La photographe slovaque Maria Svarbova, explore la solitude de l’expérience humaine dans des mises en scène ultra-soignées et saturées de couleurs qui nous plongent au cœur des architectures de l’ère socialiste.

Maria Svarbova est née en Slovaquie au crépuscule des années 1980, à la veille de l’effondrement du bloc soviétique. Elle a ainsi grandi dans un pays où les monuments ont marqué profondément le paysage urbain. Depuis quinze ans, cette ancienne étudiante en conservation de l’art et en archéologie se consacre à la photographie. Ses séries sondent la solitude de l’être humain et l’isolement de la vie contemporaine qu’elle projette dans des mondes oniriques qui remettent en lumière l’architecture socialiste.
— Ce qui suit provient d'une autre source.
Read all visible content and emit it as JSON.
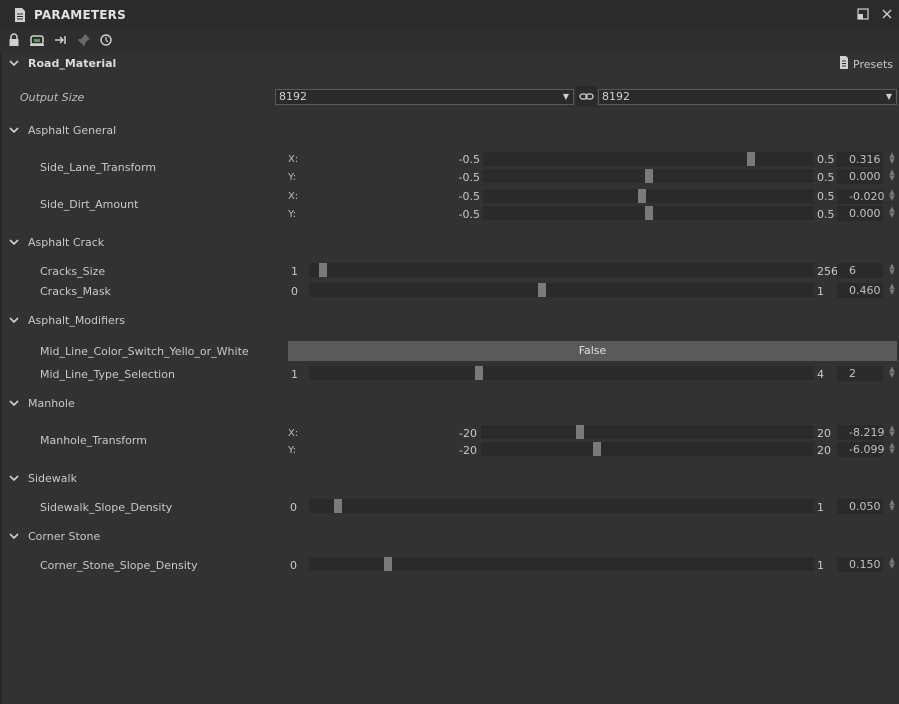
{
  "panel": {
    "title": "PARAMETERS"
  },
  "material": {
    "name": "Road_Material",
    "presets_label": "Presets"
  },
  "output_size": {
    "label": "Output Size",
    "width": "8192",
    "height": "8192"
  },
  "sections": {
    "asphalt_general": "Asphalt General",
    "asphalt_crack": "Asphalt Crack",
    "asphalt_modifiers": "Asphalt_Modifiers",
    "manhole": "Manhole",
    "sidewalk": "Sidewalk",
    "corner_stone": "Corner Stone"
  },
  "params": {
    "side_lane_transform": {
      "label": "Side_Lane_Transform",
      "x": {
        "axis": "X:",
        "min": "-0.5",
        "max": "0.5",
        "value": "0.316"
      },
      "y": {
        "axis": "Y:",
        "min": "-0.5",
        "max": "0.5",
        "value": "0.000"
      }
    },
    "side_dirt_amount": {
      "label": "Side_Dirt_Amount",
      "x": {
        "axis": "X:",
        "min": "-0.5",
        "max": "0.5",
        "value": "-0.020"
      },
      "y": {
        "axis": "Y:",
        "min": "-0.5",
        "max": "0.5",
        "value": "0.000"
      }
    },
    "cracks_size": {
      "label": "Cracks_Size",
      "min": "1",
      "max": "256",
      "value": "6"
    },
    "cracks_mask": {
      "label": "Cracks_Mask",
      "min": "0",
      "max": "1",
      "value": "0.460"
    },
    "mid_line_color": {
      "label": "Mid_Line_Color_Switch_Yello_or_White",
      "value": "False"
    },
    "mid_line_type": {
      "label": "Mid_Line_Type_Selection",
      "min": "1",
      "max": "4",
      "value": "2"
    },
    "manhole_transform": {
      "label": "Manhole_Transform",
      "x": {
        "axis": "X:",
        "min": "-20",
        "max": "20",
        "value": "-8.219"
      },
      "y": {
        "axis": "Y:",
        "min": "-20",
        "max": "20",
        "value": "-6.099"
      }
    },
    "sidewalk_slope_density": {
      "label": "Sidewalk_Slope_Density",
      "min": "0",
      "max": "1",
      "value": "0.050"
    },
    "corner_stone_slope_density": {
      "label": "Corner_Stone_Slope_Density",
      "min": "0",
      "max": "1",
      "value": "0.150"
    }
  }
}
C’est avec sa série Swimming Pool (2014) qu’elle se fait remarquer à l’international, remportant le concours Hasselblad Masters en 2018. L’année suivante, elle présente ces fameux clichés hypnotiques de baigneurs au sein des piscines disparues de sa terre natale pour sa première exposition personnelle au Minnesota Marine Art Museum aux États-Unis. Ses mises en scène captent le regard. Ses compositions soignées aux couleurs pastel combinent les individualités de ses personnages avec l’ascétisme symbolique et la froide rationalité des environnements bâtis. Si le temps semble figé, il vient surtout souligner sa propre intemporalité et relativité. Passé, présent et futur dystopique s’affrontent ainsi, explorant la solitude de l’expérience humaine.

 

 

Entre émotion et tension

Son portfolio est un corpus d’images baigné de lumières, qui transcende ses sujets dépourvus d’émotions et souvent affairés à des activités « banales, stéréotypées et chorégraphiées ». Avec Human Space (2015), elle explore l’individu en tant que créateur de l’espace humain. Elle puise dans l’architecture du bâtiment de la radio slovaque à Bratislava, construit entre 1967 et 1983. Ses sujets se présentent comme des rebelles en quête d’espoir d’une nouvelle ère, tentant de se fondre dans leur environnement, jusqu’à léviter et même flotter. La série The Butcher, créée à Slepčany, le village où elle a grandi, est un décor construit par la scénographe Zuzana Hudakova dans une ancienne boucherie que fréquentait Maria Svarbova pendant son enfance. Quant à Fragile Concrete (2021), la série s’envole cette fois pour la France et fait la part belle au « village vertical », conçu par Le Corbusier dans la Cité Radieuse de Marseille. À travers l’esthétique moderniste et la distanciation sociale, Maria Svarbova continue ici de sonder la relation entre l’être humain et la « machine à vivre ». Tous ces environnements nostalgiques et aseptisés, nourris par les interactions humaines, créent ainsi une tension tacite et silencieuse qui fait sa marque de fabrique.